Inspired by the 1947 trans-Pacific Kon-Tiki expedition from South America to Polynesia by Norwegian explorer Thor Heyerdahl on a raft made from carved-out balsa husks, British adventurer, ecologist and banking heir David de Rothschild, 31, concocted the idea after reading a UN report on ocean ecosystems.
Plastiki, in which the bottles provide 68 per cent of the buoyancy, has already stopped in the Line Islands and Western Samoa.
The voyage, which aims to highlight the dangers of plastic pollution, over-fishing and climate change to the world’s oceans, is expected to start its last and most challenging leg tomorrow after arriving in Noumea, New Caledonia, last week.
Mr de Rothschild said: ‘The variables are outside of our control which make it very frustrating.
‘There’s a weather window to get across (the lagoon surrounding New Caledonia) that we basically have to try and jump in.’
Strong headwinds will force Plastiki to be towed into Sydney, as the vessel cannot sail upwind, so it will head for Coffs Harbour, 340 miles up the New South Wales coast.

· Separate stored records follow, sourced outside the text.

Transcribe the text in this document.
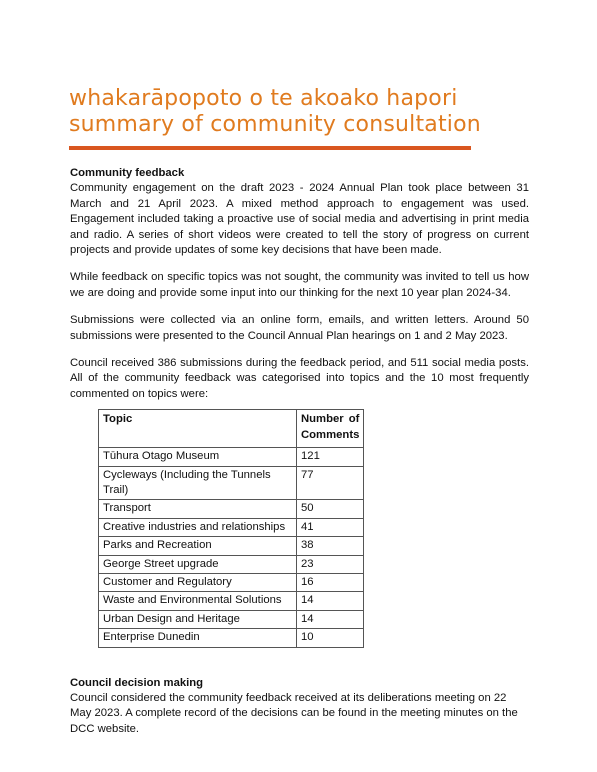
whakarāpopoto o te akoako hapori
summary of community consultation
Community feedback

Community engagement on the draft 2023 - 2024 Annual Plan took place between 31 March and 21 April 2023. A mixed method approach to engagement was used. Engagement included taking a proactive use of social media and advertising in print media and radio. A series of short videos were created to tell the story of progress on current projects and provide updates of some key decisions that have been made.

While feedback on specific topics was not sought, the community was invited to tell us how we are doing and provide some input into our thinking for the next 10 year plan 2024-34.

Submissions were collected via an online form, emails, and written letters. Around 50 submissions were presented to the Council Annual Plan hearings on 1 and 2 May 2023.

Council received 386 submissions during the feedback period, and 511 social media posts. All of the community feedback was categorised into topics and the 10 most frequently commented on topics were:

Topic	Number of
Comments
Tūhura Otago Museum	121
Cycleways (Including the Tunnels Trail)	77
Transport	50
Creative industries and relationships	41
Parks and Recreation	38
George Street upgrade	23
Customer and Regulatory	16
Waste and Environmental Solutions	14
Urban Design and Heritage	14
Enterprise Dunedin	10
Council decision making

Council considered the community feedback received at its deliberations meeting on 22 May 2023. A complete record of the decisions can be found in the meeting minutes on the DCC website.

‘It’s very humbling to have been able to live on the ocean for such a long period of time,’ Mr de Rothschild said.
‘(You) start to really dig deeper and see the subtleties in the ocean – the different colours and the characteristics and the shades and be out there and let it seep in to your very being.
‘It makes you realise the enormity of the challenge.
‘It’s the end of the voyage and it’s at that point when everyone is just excited to complete this leg of the journey, (but) I think for me it’s just one leg and one chapter in this story that is the Plastiki.
The Plastiki’s bottles are packed together in a ‘pomegranate-like’ structure and fixed to pontoons and it uses fully renewable energy sources including solar, wind and sea turbines.
It is held together with a fully recyclable plastic called Seretex and an organic glue made from cashew nut husks and sugarcane, while its sails are also made from recycled plastic.
While in Sydney, the boat will be moored at the Australian National Maritime Museum at Darling Harbour.